About 40 minutes later, Blagojevich, his sport coat off, could be seen going through security at O'Hare International Airport, where he raised his arms as he went through the imaging machine. Just as he was surrounded by cameras at his house, a crowd of travelers at the airport snapped his photograph as he made his way to the gate. His flight was scheduled to take off later in the morning.

When Blagojevich walks into prison Thursday — the state's second former governor in federal prison, joining George Ryan, who was also convicted of corruption charges — he will undergo a full-body strip search and hand over his personal belongings, save for his wedding ring. The man with a taste for fine Oxxford-label suits will be given khaki prison garb and boots.

Then, he will become Inmate No. 40892-424.

The one-time golden boy of Illinois politics with a penchant for television cameras is expected to report to a Colorado prison by 2 p.m. to begin his 14-year prison term on corruption charges, marking the state's second governor in a row to be sent to prison for corruption.

Jurors convicted Blagojevich on 18 counts, including charges that he tried to sell or trade President Barack Obama's old U.S. Senate seat. FBI wiretaps revealed a fouled-mouth Blagojevich describing the opportunity to exchange an appointment to the seat for campaign cash or a top job as "f------ golden."

The famously talkative Democrat embraced the public spotlight one last time Wednesday evening, seeming to relish the attention of reporters' microphones and hovering television helicopters as he expressed faith he would successfully appeal his convictions.

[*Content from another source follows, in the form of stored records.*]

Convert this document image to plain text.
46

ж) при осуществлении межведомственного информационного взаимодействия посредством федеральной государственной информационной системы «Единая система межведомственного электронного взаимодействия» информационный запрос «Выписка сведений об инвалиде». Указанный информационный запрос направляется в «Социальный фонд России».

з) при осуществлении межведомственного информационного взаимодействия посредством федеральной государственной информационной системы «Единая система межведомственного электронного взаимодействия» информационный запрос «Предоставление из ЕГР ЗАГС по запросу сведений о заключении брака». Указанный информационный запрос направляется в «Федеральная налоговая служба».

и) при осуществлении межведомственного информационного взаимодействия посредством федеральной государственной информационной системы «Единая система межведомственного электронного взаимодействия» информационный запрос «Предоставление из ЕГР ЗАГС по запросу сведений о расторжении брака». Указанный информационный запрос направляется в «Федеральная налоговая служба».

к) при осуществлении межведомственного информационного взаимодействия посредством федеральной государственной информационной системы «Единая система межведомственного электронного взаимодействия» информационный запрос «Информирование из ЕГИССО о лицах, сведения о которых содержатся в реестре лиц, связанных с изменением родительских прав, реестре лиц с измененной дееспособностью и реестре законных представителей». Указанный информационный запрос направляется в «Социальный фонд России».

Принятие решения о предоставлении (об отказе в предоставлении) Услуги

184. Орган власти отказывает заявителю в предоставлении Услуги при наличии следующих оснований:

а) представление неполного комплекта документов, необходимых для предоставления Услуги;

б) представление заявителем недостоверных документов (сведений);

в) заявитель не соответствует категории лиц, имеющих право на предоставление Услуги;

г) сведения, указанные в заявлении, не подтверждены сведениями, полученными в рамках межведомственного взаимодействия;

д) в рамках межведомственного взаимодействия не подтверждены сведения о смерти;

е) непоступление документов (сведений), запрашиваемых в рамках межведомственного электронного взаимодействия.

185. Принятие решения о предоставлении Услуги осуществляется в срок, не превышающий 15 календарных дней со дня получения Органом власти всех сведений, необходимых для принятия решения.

The one-time reality show contestant claimed he always believed what he did while governor was legal.

"While my faith in things has sometimes been challenged, I still believe this is America, this is a country that is governed by the rule of law, that the truth ultimately will prevail," Blagojevich told the crowd outside his Chicago home. "As bad as it is, (this) is the beginning of another part of a long and hard journey that will only get worse before it gets better, but ... this is not over."